Quoi de mieux pour clôturer en beauté cette édition 2019 que d’investir le Cirque Électrique ? Génial espace du XXe arrondissement de Paris, le lieu accueille depuis 1995 sous son chapiteau et sur sa terrasse des soirées autour du cirque et des musiques électro-punk. C’est ici que Sonic Protest a choisi de s’installer pour sa dernière soirée qui avait lieu ce samedi 6 avril. Et le public du festival, de plus en plus vaste, a répondu présent.
À 19h30, habitués de l’événement, curieux ou encore familles aventureuses se pressent déjà à l’intérieur du bar pour assister à la lecture de L’île de Béton, allongés sur un matelas de coussins. Une aventure longue de plusieurs heures, durant laquelle d’Emma Loriaut conte l’histoire d’un personnage perdu entre paysage bétonné et île déserte. Accompagnant la voix apaisée de la jeune femme, l’artiste Julien Clauss créé une ambiance onirique grâce à son synthétiseur modulaire.
https://julien-clauss.bandcamp.com/album/e-v-z
Talons aiguilles et guitares
À peine le temps de terminer notre verre que les New-yorkaises d’UT font déjà retentir leurs guitares sous le gigantesque chapiteau du Cirque Électrique.

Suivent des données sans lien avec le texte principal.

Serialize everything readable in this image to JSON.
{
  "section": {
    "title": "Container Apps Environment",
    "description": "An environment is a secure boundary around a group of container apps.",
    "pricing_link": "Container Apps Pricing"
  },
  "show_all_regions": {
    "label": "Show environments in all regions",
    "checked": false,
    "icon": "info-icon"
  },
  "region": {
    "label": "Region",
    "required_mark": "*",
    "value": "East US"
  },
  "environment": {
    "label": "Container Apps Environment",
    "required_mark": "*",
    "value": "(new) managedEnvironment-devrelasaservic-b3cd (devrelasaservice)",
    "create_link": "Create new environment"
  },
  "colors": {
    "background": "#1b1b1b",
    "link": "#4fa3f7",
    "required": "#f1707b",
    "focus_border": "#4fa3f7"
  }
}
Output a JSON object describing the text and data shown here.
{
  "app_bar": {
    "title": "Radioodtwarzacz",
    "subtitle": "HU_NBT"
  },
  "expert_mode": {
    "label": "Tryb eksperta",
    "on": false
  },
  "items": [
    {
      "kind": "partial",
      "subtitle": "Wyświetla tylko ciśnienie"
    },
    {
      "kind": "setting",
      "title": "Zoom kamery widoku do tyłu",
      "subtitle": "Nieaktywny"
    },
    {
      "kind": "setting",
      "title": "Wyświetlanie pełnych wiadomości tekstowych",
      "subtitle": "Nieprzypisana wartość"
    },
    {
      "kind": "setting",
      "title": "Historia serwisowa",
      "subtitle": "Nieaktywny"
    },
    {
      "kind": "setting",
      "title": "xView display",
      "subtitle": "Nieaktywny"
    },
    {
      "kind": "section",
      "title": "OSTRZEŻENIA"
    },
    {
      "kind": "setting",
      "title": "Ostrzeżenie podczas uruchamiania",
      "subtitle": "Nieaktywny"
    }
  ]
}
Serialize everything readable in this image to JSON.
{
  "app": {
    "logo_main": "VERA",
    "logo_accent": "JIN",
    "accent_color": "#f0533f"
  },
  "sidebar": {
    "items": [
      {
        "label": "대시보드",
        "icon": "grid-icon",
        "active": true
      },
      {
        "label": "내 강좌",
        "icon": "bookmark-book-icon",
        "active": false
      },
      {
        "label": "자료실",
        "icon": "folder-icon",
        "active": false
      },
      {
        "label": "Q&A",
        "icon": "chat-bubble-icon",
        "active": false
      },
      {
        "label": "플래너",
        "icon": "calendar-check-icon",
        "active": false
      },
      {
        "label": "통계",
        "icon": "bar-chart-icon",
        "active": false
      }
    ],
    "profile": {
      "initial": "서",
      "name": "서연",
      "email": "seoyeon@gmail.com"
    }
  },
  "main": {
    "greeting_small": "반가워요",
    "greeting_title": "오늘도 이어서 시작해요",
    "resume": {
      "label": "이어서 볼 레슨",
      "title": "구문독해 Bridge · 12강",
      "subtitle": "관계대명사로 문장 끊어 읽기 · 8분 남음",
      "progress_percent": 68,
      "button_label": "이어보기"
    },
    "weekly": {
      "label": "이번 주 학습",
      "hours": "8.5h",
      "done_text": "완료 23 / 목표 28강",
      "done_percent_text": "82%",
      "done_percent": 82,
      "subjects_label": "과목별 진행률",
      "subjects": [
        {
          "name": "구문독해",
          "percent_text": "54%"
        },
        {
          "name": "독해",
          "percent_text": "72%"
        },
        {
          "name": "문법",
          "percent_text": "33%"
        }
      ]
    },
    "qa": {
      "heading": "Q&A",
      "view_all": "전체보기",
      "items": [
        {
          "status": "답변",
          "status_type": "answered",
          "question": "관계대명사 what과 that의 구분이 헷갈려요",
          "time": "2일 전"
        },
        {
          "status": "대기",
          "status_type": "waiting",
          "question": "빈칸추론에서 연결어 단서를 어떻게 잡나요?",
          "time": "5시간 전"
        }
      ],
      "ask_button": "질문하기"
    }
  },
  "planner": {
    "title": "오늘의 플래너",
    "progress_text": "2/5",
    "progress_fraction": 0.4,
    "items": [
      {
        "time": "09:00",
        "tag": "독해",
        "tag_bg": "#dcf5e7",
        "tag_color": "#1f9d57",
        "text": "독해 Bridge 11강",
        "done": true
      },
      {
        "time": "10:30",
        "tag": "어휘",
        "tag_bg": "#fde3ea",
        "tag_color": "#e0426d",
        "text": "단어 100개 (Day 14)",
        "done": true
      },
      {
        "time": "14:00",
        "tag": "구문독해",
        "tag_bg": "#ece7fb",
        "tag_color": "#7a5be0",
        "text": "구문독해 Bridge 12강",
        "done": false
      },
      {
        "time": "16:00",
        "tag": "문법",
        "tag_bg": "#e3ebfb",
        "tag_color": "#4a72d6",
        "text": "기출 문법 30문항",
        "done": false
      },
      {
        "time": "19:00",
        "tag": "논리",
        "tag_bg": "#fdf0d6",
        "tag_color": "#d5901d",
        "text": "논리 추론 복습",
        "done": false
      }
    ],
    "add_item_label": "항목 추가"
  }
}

Mythique groupe de la scène no-wave des années 1980, Nina Canal, Jacqui Ham et Sally Young s’étaient fait remarquer par leur rock agressif et avant-gardiste avant d’être adoubées par John Peel et The Fall.
Trente ans après sa séparation en 1989, UT s’est reformé et n’a visiblement rien perdu de son énergie. Carrés plongeants, robes à fleurs et bottines à talons aiguilles, les trois femmes ont offert un show survolté, au plus grand plaisir du public s’adonnant avec joie aux premiers pogos de la soirée.
C’est ensuite l’artiste britannique Lee Patterson qui leur succède sur la grande scène pour une expérimentation sonore aussi diverse qu’inattendue, basée sur des sons amplifiés du quotidien ou de la nature. Au même moment, un attroupement se crée autour de la radio ∏-Node Protest pour discuter avec le collectif, crier quelques mots dans un micro ou même participer à une partie de Bonneteau très sonore.
Diva Eraillée
Aux alentours de 22h, c’est au tour de la Française Hermine Demoriane de monter sur scène. Chanteuse, écrivaine et équilibriste, l’artiste est aussi peu connue du grand public que respectée par toute une partie de la scène new-wave. Il faut dire qu’Hermine a notamment collaboré avec Godard, Nick Kent ou encore les Damned. Cette fois-ci accompagnée par quatre musiciens et un rétroprojecteur sur lequel elle affiche ses pensées, Hermine étonne par son chant brut et intuitif. Alors que quelques spectateurs, probablement déroutés par son accent français trop prononcé, quittent la salle, d’autres semblent captivés par cette diva éraillée.
Débarque alors la figure imposante et presque effrayante de Dylan Carlson, pionnier de la musique drone et fondateur du mythique groupe Earth. Dans tous les recoins de la salle, une rumeur se propage : « Il paraît que c’est lui qui aurait vendu à Kurt Cobain le fusil avec lequel il s’est tué !« , explique un festivalier. Loin de toutes ces considérations, le musicien, seulement accompagné de sa guitare, n’a même pas le temps de lancer trois accords que le public semble déjà en transe. La soirée se termine ensuite dans le bar du Cirque Électrique autour du soundsystem bidouillé et fait main du français Blenno Die Wurstbrücke.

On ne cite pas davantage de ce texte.